On the maintenance of universities modern civilization depends. “Prove all things; hold fast that which is good,” is their motto. No tradition, however venerable, no dogma pronounced by the most illustrious councils, no hypothesis and no theory sanctioned by the authority of genius or learning, can escape from scrutiny, and none can long survive if it is found to rest upon false premises, imperfect knowledge, or fallacious reasoning. The universities are the discoverers and explorers of new domains. They are the modern judges of the world. Neither the state nor the church can reverse their decisions. By better instruments, more accurate knowledge, more precise methods, and more acute reflection, they will of their own accord amend their conclusions. The very processes they employ in ascertaining the truth are favorable to the development of critics and the education of acute and independent intellects, that will improve upon the instruction of their own most wise and honored teachers. It is the business of science to forge the instruments by which its present conclusions may be modified, its present vision extended. The processes of inquiry and of verification which during the nineteenth century have led to marvelous advances in the domain of astronomy, physics, chemistry, physiology, and medicine, full of benefits to the human race, are already employed in the working-rooms of the jurist, the historian, the economist, the archæologist, the exegete, the philologist. The lessons of man’s experience in legislation and administration under all forms of government are to be applied to the politics of the day. Vagueness, uncertainty, doubt, and guesses will give way before the light of knowledge. Rare minds will first perceive the truths, and then will teach others. In due time the advanced positions of the philosophers and scholars will be occupied by the multitude, and onward will go the forces of the universities to make new conquests in the dark continents of ignorance and uncertainty till there are no new fields to conquer.

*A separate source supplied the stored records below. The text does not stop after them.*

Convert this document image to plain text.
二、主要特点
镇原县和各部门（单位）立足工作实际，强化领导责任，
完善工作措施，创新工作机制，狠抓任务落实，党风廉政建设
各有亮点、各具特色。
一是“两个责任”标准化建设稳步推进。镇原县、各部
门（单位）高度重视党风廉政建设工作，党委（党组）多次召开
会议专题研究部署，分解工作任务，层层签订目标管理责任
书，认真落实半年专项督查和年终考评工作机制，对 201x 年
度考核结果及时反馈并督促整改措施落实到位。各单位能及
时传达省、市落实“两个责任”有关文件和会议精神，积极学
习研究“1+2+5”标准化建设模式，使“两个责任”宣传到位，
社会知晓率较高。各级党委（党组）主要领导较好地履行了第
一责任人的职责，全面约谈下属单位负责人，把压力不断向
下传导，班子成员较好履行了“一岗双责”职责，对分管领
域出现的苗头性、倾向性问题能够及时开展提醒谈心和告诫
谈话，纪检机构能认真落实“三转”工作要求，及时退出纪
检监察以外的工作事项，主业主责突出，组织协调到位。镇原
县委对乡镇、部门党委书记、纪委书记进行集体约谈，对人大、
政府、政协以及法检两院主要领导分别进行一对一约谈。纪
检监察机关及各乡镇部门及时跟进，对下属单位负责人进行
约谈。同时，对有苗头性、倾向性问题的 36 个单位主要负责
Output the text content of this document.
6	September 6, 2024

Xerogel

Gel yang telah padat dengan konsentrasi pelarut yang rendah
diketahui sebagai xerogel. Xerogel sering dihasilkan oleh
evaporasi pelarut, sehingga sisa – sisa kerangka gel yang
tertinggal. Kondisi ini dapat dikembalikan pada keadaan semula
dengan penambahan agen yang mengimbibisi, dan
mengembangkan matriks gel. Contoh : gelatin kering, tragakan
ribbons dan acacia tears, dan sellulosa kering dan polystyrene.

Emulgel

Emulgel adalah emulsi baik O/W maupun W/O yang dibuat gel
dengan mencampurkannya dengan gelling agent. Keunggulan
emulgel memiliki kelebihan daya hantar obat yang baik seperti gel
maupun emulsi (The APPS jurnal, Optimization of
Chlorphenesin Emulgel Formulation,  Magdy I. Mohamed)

It was pathetic to hear Lord Kelvin say, at his recent jubilee, — Lord Kelvin, the greatest living physicist, the discoverer, inventor, and philosopher, — that his life seemed to him a failure, so little progress had he made in the sciences to which his days have been devoted. But on the other hand, his career ought to quicken all who believe in universities to renew their efforts to discover the men of rare abilities, to nourish them with fit intellectual diet, to provide them with the financial support requisite for their researches, and to reward them with every sort of recognition which will quicken, and not dampen, their enthusiasm. If Lord Kelvin, looking back upon the fifty years which constitute the age of electrical discovery, can perceive, like one who stands upon a mountain top, like Moses upon Pisgah, a vast unoccupied land of promise, surely Harvard and Yale, Princeton and Columbia, Cornell and Johns Hopkins, and all their sister institutions should say, “Ours be the task to engage in the pursuit of science by our observers and thinkers, by our researchers and philosophers; for we are sure that the liberation of mankind from error and ignorance will establish the reign of health, comfort, peace, happiness, and virtue.”